2) Verhältnis des Anteils der Sinne zu dem des Gehirns in der Anschauung.

Was zur Anschauung, in der die objektive Welt dasteht, die bloßen Sinne liefern, verhält sich zu Dem, was dazu die Gehirnfunktion liefert (Raum, Zeit, Kausalität), wie die Masse der Sinnesnerven zur Masse des Gehirns, nach Abzug desjenigen Teiles von dieser, der überdies zum eigentlichen Denken, d. h. dem abstrakten Vorstellen, verwendet wird. Denn, verleihen die Nerven der Sinnesorgane den erscheinenden Objekten Farbe, Klang, Geschmack, Geruch, Temperatur u. s. w., so verleiht das Gehirn denselben Ausdehnung, Form, Undurchdringlichkeit, Beweglichkeit u. s. w., kurz Alles, was erst mittelst Zeit, Raum und Kausalität vorstellbar ist. Wie gering bei der Anschauung der Anteil der Sinne ist gegen den des Intellekts (Verstandes) bezeugt also auch der Vergleich zwischen dem Nervenapparat zum Empfangen der Eindrücke mit dem zum Verarbeiten derselben, indem die Masse der Empfindungsnerven sämtlicher Sinnesorgane sehr gering ist gegen die des Gehirns, selbst noch bei den Tieren, deren Gehirn, da sie nicht eigentlich, d. h. abstrakt denken, bloß zur Hervorbringung der Anschauung dient und doch, wo diese vollkommen ist, also bei den Säugetieren, eine bedeutende Masse hat, auch nach Abzug des kleinen Gehirns, dessen Funktion die geregelte Leitung der Bewegungen ist. (W. II, 23 fg.)

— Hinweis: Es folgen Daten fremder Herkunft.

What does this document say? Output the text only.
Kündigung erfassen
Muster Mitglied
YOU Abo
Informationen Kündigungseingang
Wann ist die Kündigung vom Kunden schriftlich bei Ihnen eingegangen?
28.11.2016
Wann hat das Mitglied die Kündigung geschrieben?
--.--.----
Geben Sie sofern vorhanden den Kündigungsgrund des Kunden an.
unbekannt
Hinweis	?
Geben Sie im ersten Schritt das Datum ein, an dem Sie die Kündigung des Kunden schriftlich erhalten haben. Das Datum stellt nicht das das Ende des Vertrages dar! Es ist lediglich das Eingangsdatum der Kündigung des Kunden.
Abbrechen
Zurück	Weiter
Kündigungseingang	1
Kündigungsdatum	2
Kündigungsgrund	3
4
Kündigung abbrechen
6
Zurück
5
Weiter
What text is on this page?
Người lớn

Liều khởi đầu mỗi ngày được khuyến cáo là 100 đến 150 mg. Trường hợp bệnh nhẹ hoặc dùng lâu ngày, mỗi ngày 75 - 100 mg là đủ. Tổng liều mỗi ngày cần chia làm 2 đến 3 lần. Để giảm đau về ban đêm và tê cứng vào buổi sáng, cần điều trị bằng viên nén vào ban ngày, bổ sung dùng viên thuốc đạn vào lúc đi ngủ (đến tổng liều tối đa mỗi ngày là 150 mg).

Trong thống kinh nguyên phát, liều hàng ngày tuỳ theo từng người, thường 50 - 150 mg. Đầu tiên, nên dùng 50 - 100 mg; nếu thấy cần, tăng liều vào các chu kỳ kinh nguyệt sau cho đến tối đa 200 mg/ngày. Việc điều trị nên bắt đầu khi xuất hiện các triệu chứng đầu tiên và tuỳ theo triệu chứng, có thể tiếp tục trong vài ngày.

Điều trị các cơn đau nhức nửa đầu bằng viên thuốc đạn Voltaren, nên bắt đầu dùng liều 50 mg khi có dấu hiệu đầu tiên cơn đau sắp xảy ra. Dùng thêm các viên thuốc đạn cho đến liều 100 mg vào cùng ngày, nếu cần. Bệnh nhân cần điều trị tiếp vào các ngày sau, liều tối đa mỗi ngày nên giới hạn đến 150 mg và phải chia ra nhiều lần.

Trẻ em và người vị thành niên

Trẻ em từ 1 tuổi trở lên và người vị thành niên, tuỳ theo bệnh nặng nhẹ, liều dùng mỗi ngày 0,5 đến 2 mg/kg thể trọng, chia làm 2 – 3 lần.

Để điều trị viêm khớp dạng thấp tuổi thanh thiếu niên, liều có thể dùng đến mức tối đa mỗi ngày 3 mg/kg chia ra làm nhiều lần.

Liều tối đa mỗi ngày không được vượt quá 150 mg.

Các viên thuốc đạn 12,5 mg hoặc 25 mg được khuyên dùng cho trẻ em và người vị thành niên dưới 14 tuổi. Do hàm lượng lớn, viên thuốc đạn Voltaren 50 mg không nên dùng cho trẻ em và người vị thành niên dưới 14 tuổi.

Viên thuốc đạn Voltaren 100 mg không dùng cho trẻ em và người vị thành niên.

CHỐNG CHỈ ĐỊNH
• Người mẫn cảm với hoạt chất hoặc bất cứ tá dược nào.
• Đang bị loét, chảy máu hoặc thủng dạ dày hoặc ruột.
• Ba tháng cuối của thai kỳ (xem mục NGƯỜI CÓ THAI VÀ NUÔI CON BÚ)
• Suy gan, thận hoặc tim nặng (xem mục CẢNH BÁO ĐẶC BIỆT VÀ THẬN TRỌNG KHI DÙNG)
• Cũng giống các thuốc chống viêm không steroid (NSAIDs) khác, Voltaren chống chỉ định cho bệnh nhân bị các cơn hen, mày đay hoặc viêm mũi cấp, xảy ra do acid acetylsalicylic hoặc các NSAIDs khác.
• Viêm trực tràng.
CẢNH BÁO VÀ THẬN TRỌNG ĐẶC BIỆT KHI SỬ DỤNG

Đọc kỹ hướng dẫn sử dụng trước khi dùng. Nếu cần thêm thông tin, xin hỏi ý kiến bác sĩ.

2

3) Gegenstand der Anschauung.

Gegenstand der Anschauung sind unmittelbar die Dinge, nicht von diesen verschiedene Vorstellungen. Die einzelnen Dinge werden als solche angeschaut im Verstande und durch die Sinne. Sobald wir hingegen zum Denken übergehen, verlassen wir die einzelnen Dinge und haben es mit allgemeinen Begriffen ohne Anschaulichkeit zu tun, wenn wir gleich die Resultate unseres Denkens nachher auf die einzelnen Dinge anwenden. Kant macht die einzelnen Dinge zum Gegenstande teils der Anschauung, teils des Denkens. Wirklich sind sie aber nur Ersteres. Nur mittelbar, mittelst der Begriffe, bezieht sich das Denken auf Gegenstände, diese selbst aber sind allezeit anschaulich. In der Anschauung selbst schon ist die empirische Realität, mithin die Erfahrung gegeben. (W. I, 525.)
Die intuitive Vorstellung befasst die ganze sichtbare Welt oder die gesamte Erfahrung, nebst den Bedingungen der Möglichkeit derselben. (W. I, 7.)

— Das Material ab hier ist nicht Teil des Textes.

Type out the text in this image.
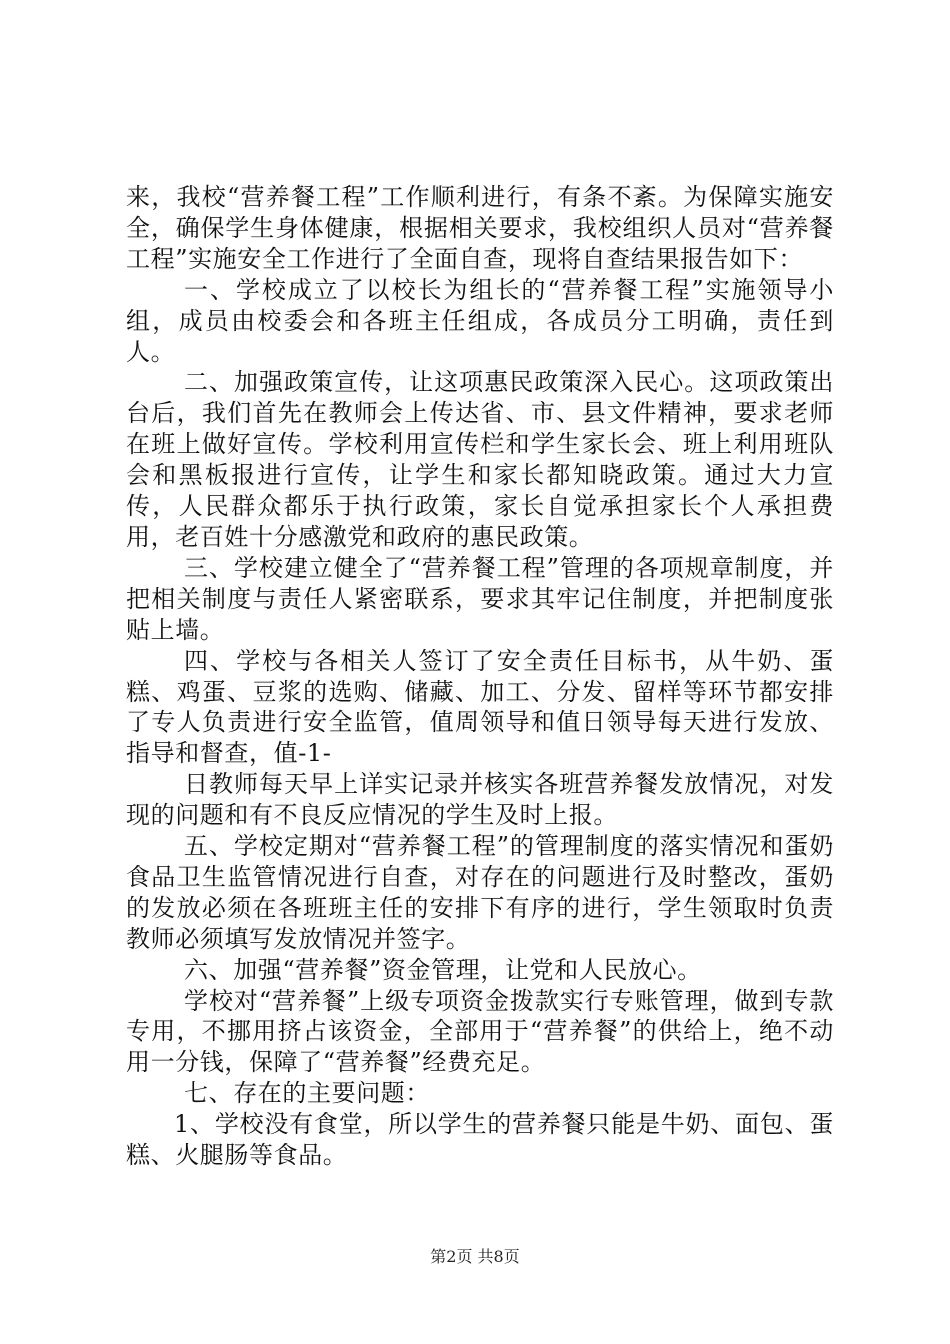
来，我校“营养餐工程”工作顺利进行，有条不紊。为保障实施安全，确保学生身体健康，根据相关要求，我校组织人员对“营养餐工程”实施安全工作进行了全面自查，现将自查结果报告如下：

一、学校成立了以校长为组长的“营养餐工程”实施领导小组，成员由校委会和各班主任组成，各成员分工明确，责任到人。

二、加强政策宣传，让这项惠民政策深入民心。这项政策出台后，我们首先在教师会上传达省、市、县文件精神，要求老师在班上做好宣传。学校利用宣传栏和学生家长会、班上利用班队会和黑板报进行宣传，让学生和家长都知晓政策。通过大力宣传，人民群众都乐于执行政策，家长自觉承担家长个人承担费用，老百姓十分感激党和政府的惠民政策。

三、学校建立健全了“营养餐工程”管理的各项规章制度，并把相关制度与责任人紧密联系，要求其牢记住制度，并把制度张贴上墙。

四、学校与各相关人签订了安全责任目标书，从牛奶、蛋糕、鸡蛋、豆浆的选购、储藏、加工、分发、留样等环节都安排了专人负责进行安全监管，值周领导和值日领导每天进行发放、指导和督查，值-1-

日教师每天早上详实记录并核实各班营养餐发放情况，对发现的问题和有不良反应情况的学生及时上报。

五、学校定期对“营养餐工程”的管理制度的落实情况和蛋奶食品卫生监管情况进行自查，对存在的问题进行及时整改，蛋奶的发放必须在各班班主任的安排下有序的进行，学生领取时负责教师必须填写发放情况并签字。

六、加强“营养餐”资金管理，让党和人民放心。

学校对“营养餐”上级专项资金拨款实行专账管理，做到专款专用，不挪用挤占该资金，全部用于“营养餐”的供给上，绝不动用一分钱，保障了“营养餐”经费充足。

七、存在的主要问题：

1、学校没有食堂，所以学生的营养餐只能是牛奶、面包、蛋糕、火腿肠等食品。

第2页 共8页
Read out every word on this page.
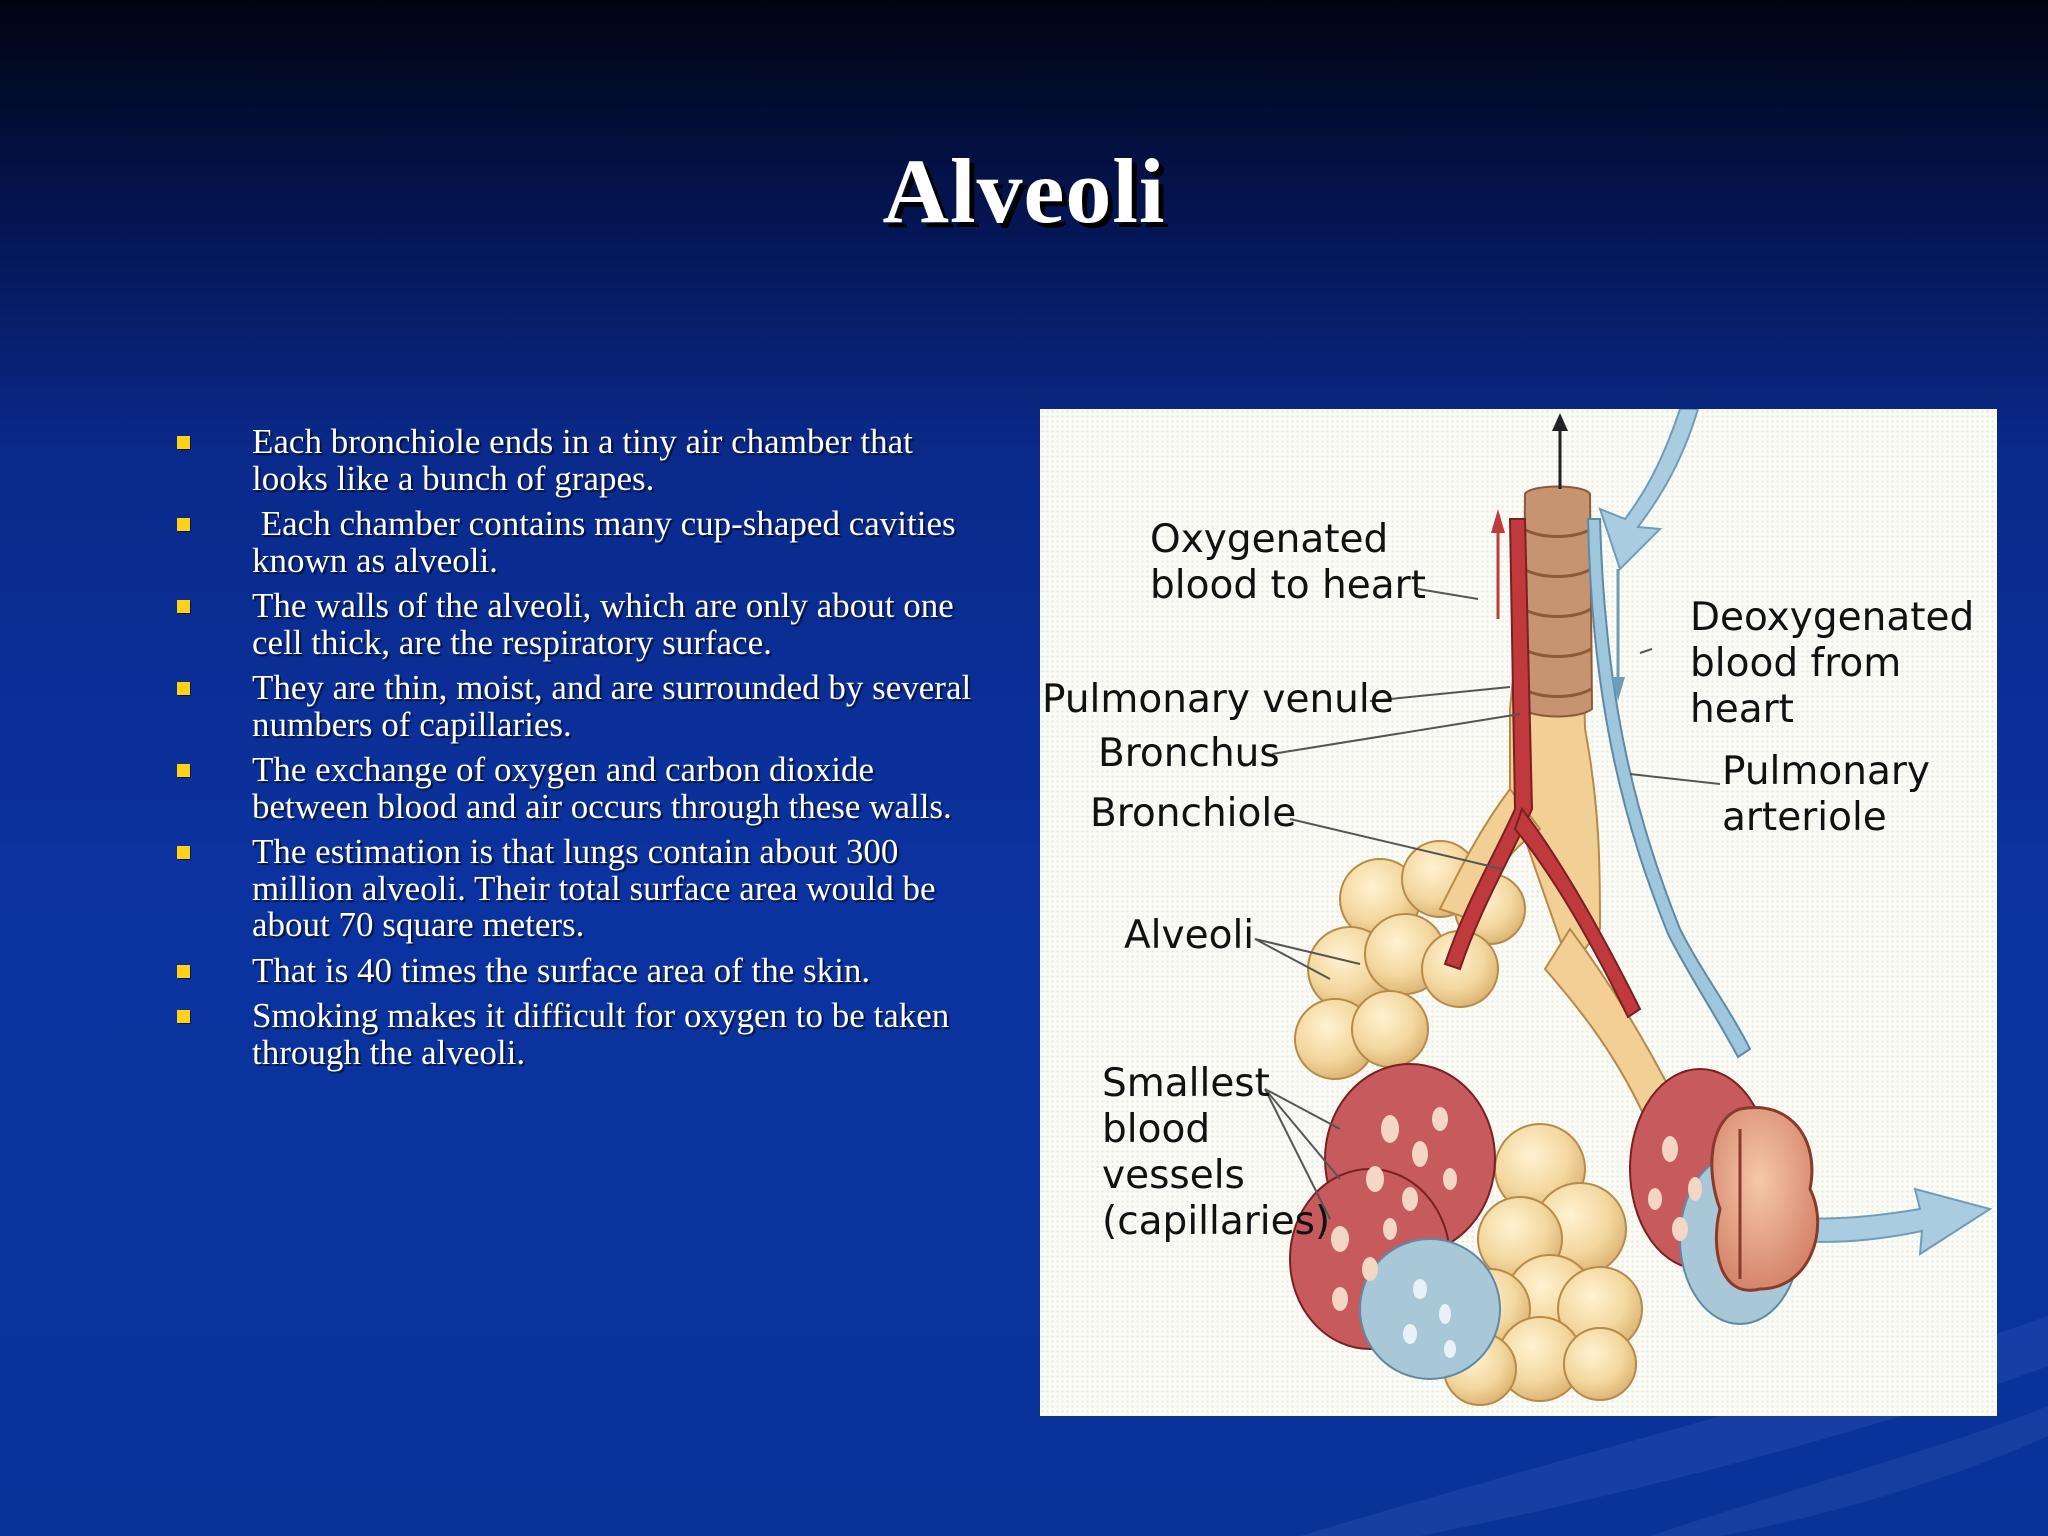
Alveoli
Each bronchiole ends in a tiny air chamber that looks like a bunch of grapes.
Each chamber contains many cup-shaped cavities known as alveoli.
The walls of the alveoli, which are only about one cell thick, are the respiratory surface.
They are thin, moist, and are surrounded by several numbers of capillaries.
The exchange of oxygen and carbon dioxide between blood and air occurs through these walls.
The estimation is that lungs contain about 300 million alveoli. Their total surface area would be about 70 square meters.
That is 40 times the surface area of the skin.
Smoking makes it difficult for oxygen to be taken through the alveoli.
Oxygenated
blood to heart
Deoxygenated
blood from heart
Pulmonary venule
Bronchus
Bronchiole
Pulmonary
arteriole
Alveoli
Smallest
blood
vessels
(capillaries)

4) Verhältnis der Anschauung zum Ding an sich oder zum Realen.

Der Übergang von der Sinnesempfindung zu ihrer Ursache, der aller Sinnesanschauung zum Grunde liegt, ist zwar hinreichend, uns die empirische Gegenwart in Raum und Zeit eines empirischen Objekts anzuzeigen, also völlig genügend für das praktische Leben; aber er reicht keineswegs hin uns Aufschluss zu geben über das Dasein und Wesen an sich der auf solche Weise für uns entstehenden Erscheinungen oder vielmehr ihres intelligiblen Substrats. Dass also auf Anlass gewisser, in meinen Sinnesorganen eintretender Empfindungen, in meinem Kopfe eine Anschauung von räumlich ausgedehnten, zeitlich beharrenden und ursächlich wirkenden Dingen entsteht, berechtigt mich durchaus nicht zu der Annahme, dass auch an sich selbst, d. h. unabhängig von meinem Kopfe und außer demselben, dergleichen Dinge mit solchen ihnen schlechthin angehörigen Eigenschaften existieren. (W. II, 13.)
Es zeugt von Unkenntnis des Sinnes der Frage nach dem Verhältnis zwischen dem Idealen und Realen, wenn dieses Verhältnis bezeichnet wird als das zwischen Denken und Sein. Das Denken hat zunächst bloß zum Anschauen ein Verhältnis, das Anschauen aber hat eines zum Sein an sich des Angeschauten, und dieses Letztere ist das eigentliche Problem. Das Denken entlehnt seinen Inhalt allein aus der anschaulichen Vorstellung, welche daher Urerkenntnis ist und also bei Untersuchung des Verhältnisses zwischen dem Idealen und Realen allein in Betracht kommt. (W. II, 215. P. I, 29 fg.)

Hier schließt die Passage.